After the service unit, I headed back down the same hallway and noticed a woman heading toward me. It took me only a few seconds to see that it was Amy. Her chestnut hair curled around her face, her eyes hidden behind dark-rimmed iyz with gray lenses. She wore a flowery blouse and a black skirt too short for my liking, made worse by high-heeled sandals that clicked loudly on the concrete floor. She must not have noticed me coming toward her because she stopped in front of my unit and rapped on the door.

“Give me a second,” I called out.

She turned toward me, a faint smile of recognition. Then she stuck a knuckle up under the iyz, like she was wiping away tears. “Hey, Daddy,” she said, a waver in her voice.

Amy only called me “Daddy” when she was terribly sad, or when she was infuriated with me. Otherwise, she had always opted for “Ted,” probably because it annoyed her mother more than for any other reason.

“What’s wrong, kiddo?” I asked, pulling out my iD.

She shook her head.
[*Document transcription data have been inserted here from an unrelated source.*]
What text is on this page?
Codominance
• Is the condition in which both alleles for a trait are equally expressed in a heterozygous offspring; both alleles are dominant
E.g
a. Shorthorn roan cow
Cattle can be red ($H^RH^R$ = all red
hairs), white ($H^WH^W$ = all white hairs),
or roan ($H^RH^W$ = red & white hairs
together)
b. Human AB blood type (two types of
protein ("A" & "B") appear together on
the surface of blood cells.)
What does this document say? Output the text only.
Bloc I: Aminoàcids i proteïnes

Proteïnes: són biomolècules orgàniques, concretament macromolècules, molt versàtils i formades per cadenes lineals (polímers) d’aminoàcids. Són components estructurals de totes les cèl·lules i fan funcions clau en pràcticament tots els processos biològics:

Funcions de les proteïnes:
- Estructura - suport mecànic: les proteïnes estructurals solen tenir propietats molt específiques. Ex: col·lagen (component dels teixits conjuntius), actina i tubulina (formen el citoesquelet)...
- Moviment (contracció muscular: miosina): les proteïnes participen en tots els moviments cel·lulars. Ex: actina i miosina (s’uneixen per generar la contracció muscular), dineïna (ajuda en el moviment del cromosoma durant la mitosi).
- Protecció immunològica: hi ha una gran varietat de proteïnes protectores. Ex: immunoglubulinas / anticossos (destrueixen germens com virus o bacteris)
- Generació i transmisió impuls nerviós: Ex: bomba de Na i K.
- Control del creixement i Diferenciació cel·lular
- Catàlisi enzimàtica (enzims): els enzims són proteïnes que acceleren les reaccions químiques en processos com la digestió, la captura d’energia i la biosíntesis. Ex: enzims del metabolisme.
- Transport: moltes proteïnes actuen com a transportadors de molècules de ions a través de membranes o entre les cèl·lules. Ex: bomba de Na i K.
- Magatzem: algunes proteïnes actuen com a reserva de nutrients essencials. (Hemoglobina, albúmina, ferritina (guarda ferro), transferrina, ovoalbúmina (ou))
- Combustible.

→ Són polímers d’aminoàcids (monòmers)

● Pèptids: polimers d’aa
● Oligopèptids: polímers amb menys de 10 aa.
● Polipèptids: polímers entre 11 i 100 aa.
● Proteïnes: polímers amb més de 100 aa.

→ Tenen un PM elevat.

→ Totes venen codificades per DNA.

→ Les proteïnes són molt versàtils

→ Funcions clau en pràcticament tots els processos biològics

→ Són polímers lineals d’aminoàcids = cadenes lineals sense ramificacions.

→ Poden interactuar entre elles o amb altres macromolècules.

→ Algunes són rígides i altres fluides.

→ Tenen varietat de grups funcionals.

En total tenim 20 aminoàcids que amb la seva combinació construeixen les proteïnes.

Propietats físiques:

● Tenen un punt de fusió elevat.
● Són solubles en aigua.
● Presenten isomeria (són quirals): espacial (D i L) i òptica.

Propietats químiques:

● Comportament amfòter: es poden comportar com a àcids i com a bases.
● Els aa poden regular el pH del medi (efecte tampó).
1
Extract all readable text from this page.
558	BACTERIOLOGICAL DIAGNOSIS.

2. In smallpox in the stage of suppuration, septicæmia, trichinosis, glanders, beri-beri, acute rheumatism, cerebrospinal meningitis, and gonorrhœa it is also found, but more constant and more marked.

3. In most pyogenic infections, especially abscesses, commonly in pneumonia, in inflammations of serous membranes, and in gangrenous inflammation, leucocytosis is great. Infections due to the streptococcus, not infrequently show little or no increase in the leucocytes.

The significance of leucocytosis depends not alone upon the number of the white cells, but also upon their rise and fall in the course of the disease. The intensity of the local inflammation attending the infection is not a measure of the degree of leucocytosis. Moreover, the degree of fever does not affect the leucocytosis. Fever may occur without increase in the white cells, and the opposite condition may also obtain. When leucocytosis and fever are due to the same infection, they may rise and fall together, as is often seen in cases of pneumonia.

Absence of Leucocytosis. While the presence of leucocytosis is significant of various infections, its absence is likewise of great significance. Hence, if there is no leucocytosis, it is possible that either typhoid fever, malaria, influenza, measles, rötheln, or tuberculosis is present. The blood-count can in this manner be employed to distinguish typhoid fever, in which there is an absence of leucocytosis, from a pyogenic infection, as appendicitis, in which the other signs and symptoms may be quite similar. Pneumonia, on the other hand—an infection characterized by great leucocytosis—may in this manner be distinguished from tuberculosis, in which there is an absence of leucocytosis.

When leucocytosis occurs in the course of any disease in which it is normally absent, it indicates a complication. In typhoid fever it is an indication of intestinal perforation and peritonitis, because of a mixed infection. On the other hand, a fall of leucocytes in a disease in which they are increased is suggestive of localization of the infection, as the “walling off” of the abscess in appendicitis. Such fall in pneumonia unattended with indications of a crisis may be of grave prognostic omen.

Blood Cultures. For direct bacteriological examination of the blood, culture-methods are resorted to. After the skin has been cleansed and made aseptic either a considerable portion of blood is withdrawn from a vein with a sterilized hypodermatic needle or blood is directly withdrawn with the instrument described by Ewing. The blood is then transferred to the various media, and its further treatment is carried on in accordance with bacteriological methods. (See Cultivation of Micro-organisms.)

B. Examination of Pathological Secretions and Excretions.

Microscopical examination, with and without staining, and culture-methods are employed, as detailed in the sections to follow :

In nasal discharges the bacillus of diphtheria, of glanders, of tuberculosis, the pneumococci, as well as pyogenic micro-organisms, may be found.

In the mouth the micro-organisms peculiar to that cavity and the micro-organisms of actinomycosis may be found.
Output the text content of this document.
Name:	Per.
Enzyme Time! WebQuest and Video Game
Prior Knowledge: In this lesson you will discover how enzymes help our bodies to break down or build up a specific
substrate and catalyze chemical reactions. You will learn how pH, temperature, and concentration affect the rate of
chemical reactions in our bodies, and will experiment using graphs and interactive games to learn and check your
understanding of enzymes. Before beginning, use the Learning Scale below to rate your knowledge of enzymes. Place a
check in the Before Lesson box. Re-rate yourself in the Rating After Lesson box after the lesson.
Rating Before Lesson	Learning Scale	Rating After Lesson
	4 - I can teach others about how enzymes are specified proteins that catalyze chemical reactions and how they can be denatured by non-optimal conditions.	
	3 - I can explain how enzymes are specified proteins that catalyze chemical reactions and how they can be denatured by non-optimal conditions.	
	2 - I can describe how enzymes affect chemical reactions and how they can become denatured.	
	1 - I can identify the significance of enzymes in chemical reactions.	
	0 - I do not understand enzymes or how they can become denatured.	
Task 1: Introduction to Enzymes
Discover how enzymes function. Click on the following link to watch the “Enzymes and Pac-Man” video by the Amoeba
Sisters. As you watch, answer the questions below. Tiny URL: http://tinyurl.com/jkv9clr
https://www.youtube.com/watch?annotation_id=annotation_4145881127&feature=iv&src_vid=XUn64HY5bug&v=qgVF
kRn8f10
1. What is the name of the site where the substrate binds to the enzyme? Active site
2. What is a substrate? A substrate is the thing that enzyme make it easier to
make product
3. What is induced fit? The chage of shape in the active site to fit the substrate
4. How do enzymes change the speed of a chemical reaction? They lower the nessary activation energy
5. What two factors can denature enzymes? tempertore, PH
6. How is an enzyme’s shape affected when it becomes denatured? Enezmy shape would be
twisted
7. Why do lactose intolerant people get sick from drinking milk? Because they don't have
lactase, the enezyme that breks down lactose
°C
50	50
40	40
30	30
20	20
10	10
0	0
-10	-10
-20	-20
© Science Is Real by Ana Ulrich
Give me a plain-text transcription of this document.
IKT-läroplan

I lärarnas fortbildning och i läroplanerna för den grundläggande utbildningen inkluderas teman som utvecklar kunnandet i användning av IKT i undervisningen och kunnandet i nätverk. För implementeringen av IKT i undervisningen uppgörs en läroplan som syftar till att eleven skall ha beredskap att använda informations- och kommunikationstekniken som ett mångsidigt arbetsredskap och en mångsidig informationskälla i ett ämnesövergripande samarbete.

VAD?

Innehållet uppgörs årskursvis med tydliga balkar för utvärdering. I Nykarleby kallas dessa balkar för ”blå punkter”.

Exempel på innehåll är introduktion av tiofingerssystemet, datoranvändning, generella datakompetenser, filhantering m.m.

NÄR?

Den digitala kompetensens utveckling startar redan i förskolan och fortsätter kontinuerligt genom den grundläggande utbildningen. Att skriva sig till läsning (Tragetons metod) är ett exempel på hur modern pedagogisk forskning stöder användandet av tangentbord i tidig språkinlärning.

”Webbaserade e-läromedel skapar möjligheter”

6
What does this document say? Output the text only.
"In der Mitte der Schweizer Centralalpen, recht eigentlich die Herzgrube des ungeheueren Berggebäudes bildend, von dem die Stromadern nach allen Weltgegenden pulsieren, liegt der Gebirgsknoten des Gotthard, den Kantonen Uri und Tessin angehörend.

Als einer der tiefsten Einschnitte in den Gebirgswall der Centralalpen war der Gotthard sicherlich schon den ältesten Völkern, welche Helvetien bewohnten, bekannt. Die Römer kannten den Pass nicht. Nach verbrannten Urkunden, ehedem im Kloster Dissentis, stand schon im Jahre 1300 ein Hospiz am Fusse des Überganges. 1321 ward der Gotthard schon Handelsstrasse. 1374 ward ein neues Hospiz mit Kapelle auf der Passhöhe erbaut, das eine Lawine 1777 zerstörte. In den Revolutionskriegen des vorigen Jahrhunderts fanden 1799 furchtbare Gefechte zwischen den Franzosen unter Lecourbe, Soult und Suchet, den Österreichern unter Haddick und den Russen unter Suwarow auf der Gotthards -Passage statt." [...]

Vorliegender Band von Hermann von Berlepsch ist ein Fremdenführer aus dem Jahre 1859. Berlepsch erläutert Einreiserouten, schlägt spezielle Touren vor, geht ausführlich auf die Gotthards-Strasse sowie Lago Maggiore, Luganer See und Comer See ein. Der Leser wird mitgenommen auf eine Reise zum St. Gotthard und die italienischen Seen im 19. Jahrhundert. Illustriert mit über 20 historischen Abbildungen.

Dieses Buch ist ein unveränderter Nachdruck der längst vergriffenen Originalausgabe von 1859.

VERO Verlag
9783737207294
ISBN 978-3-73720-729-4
I shrugged and waved the card. When the lock popped, I pulled the door up and waved her in, then pulled it shut behind us. She sat on the edge of my bed without needing an invitation. I pulled up a box so I could sit across from her and waited, trying to see her eyes through the lenses.

“I left a message,” she said, her voice more under control now.

“Sorry,” I answered, pulling out the phone I’d been using for a few weeks. It was pink, a little girl’s disposable, the kind of thing parents give their four-year-old to keep her from begging for iyz. I’d tried giving Amy one similar to it when she was little, but Sarah had seen to it that Miles got her one already. Now Amy laughed when she saw the phone, and I raised an eyebrow as I hit the button to turn it on.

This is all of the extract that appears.